It should be remembered that all strawberries, unlike pears,
should be allowed to mature fully before being picked. Many a
variety is condemned because the fruit is eaten prematurely. There
is no richer berry in existence than the Windsor Chief, yet the
fruit, when merely red, is decidedly disagreeable.

The reader can now make a selection of kinds which should give him
six weeks of strawberries. At the same time he must be warned that
plants growing in a hard, dry, poor soil, and in matted beds,
yield their fruit almost together, no matter how many varieties
may have been set out. Under such conditions the strawberry season
is brief indeed.

While I was writing this paper the chief enemy of the strawberry
came blundering and bumping about my lamp--the May beetle. The
larva of this insect, the well-known white grub, has an insatiable
appetite for strawberry roots, and in some localities and seasons
is very destructive. One year I lost at least one hundred thousand
plants by this pest. This beetle does not often lay its egg in
well-cultivated ground, and we may reasonably hope to escape its
ravages in a garden. If, when preparing for a bed, many white
grubs are found in the soil, I should certainly advise that
another locality be chosen. The only remedy is to dig out the
larvae and kill them. If you find a plant wilting without apparent
cause, you may be sure that a grub is feeding on the roots. The
strawberry plant is comparatively free from insect enemies and
disease, and rarely disappoints any one who gives it a tithe of
the attention it deserves.

There are many points in connection with this fruit which, in a
small treatise like this, must be merely touched upon or omitted
altogether. I may refer those who wish to study the subject more
thoroughly to my work, "Success with Small Fruits."




CHAPTER VIII

THE KITCHEN-GARDEN


The garden should be open to the sky, and as far as possible
unshaded by adjacent trees from the morning and afternoon sun. It
is even more essential that the trees be not so near that their
voracious roots can make their way to the rich loam of the garden.

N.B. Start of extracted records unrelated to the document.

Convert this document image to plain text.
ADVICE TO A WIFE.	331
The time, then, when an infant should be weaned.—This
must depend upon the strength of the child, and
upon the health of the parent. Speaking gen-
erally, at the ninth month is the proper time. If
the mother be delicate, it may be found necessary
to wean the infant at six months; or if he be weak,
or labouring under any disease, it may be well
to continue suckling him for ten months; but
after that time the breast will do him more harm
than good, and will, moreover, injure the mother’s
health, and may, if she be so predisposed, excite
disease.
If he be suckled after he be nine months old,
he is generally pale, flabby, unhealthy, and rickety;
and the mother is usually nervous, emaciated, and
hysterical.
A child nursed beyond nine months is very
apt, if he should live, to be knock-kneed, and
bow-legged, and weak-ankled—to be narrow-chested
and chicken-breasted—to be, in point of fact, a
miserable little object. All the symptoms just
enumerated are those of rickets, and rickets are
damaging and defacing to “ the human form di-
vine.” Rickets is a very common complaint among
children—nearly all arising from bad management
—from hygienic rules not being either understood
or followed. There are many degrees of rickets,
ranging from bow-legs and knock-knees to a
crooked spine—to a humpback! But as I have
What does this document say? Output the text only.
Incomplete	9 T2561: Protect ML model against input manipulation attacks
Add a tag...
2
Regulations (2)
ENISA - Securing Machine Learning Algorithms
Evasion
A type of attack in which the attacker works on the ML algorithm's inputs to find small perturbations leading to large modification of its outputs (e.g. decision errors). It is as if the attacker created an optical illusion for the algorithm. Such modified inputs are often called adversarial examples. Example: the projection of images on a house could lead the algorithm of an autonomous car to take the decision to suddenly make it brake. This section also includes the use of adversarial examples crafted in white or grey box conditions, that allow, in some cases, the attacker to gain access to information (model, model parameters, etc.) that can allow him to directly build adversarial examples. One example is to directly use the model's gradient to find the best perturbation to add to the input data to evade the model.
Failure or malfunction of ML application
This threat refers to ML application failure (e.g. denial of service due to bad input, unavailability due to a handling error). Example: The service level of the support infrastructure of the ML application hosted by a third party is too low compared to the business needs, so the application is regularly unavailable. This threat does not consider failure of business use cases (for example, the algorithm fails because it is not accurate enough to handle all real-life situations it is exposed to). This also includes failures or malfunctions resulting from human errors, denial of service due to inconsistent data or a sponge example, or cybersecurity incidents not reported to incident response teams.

Now for the soil. We should naturally suppose that that of Eden
was a deep sandy loam, with not too porous a subsoil. As we have
already seen again and again, such a soil appears to be the
laboratory in which we can assist Nature to develop her best
products. But Nature has a profound respect for skill, and when
she recognizes it, "lends a hand" in securing excellent crops from
almost drifting sand or stubborn clay. She has even assisted the
Hollander in wresting from the ocean one of the gardens of the
world.

We must again dwell on the principles already emphasized, that
soils must be treated according to their nature. If too damp, they
must be drained; if of the fortunate quality of a sandy loam
resting on a clay subsoil, they can be abundantly deepened and
enriched from the start, if of a heavy clay, inclined to be cold
and wet in spring, and to bake and crack in summer, skill should
aim to lighten it and remove its inertia; finally, as we have
shown, a light, porous soil should be treated like a spendthrift.
All soils, except the last-named, are much the better for being
enriched and deeply plowed or forked in October or November. This
exposes the mould to the sweetening and mechanical action of
frost, and the fertilizers incorporated with it are gradually
transformed into just that condition of plant food which the
rootlets take up with the greatest ease and rapidity. A light
soil, on the contrary, should not be worked in autumn, but be left
intact after the crops are taken from it.

In one respect a light soil and a stiff, heavy one should be
treated in the same way, but for different reasons. In the first
instance, fertilizers should be applied in moderation to the
surface, and rains and the cultivation of the growing crops
depended upon to carry the richness downward to the roots. The
porous nature of the earth must ever be borne in mind; fertilizers
pass through it and disappear, and therefore are applied to the
surface, to delay this process and enable the roots to obtain as
much nutriment as possible during the passage. Equal and even
greater advantages are secured by a top-dressing of barnyard
manures and composts to the heaviest of clay. The surface of such
soils, left to Nature, becomes in hot, dry weather like pottery,
baking and cracking, shielding from dew and shower, and preventing
all circulation of air about the roots. A top-dressing prevents
all this, keeps the surface open and mellow, and supplies not only
fertility, but the mechanical conditions that are essential.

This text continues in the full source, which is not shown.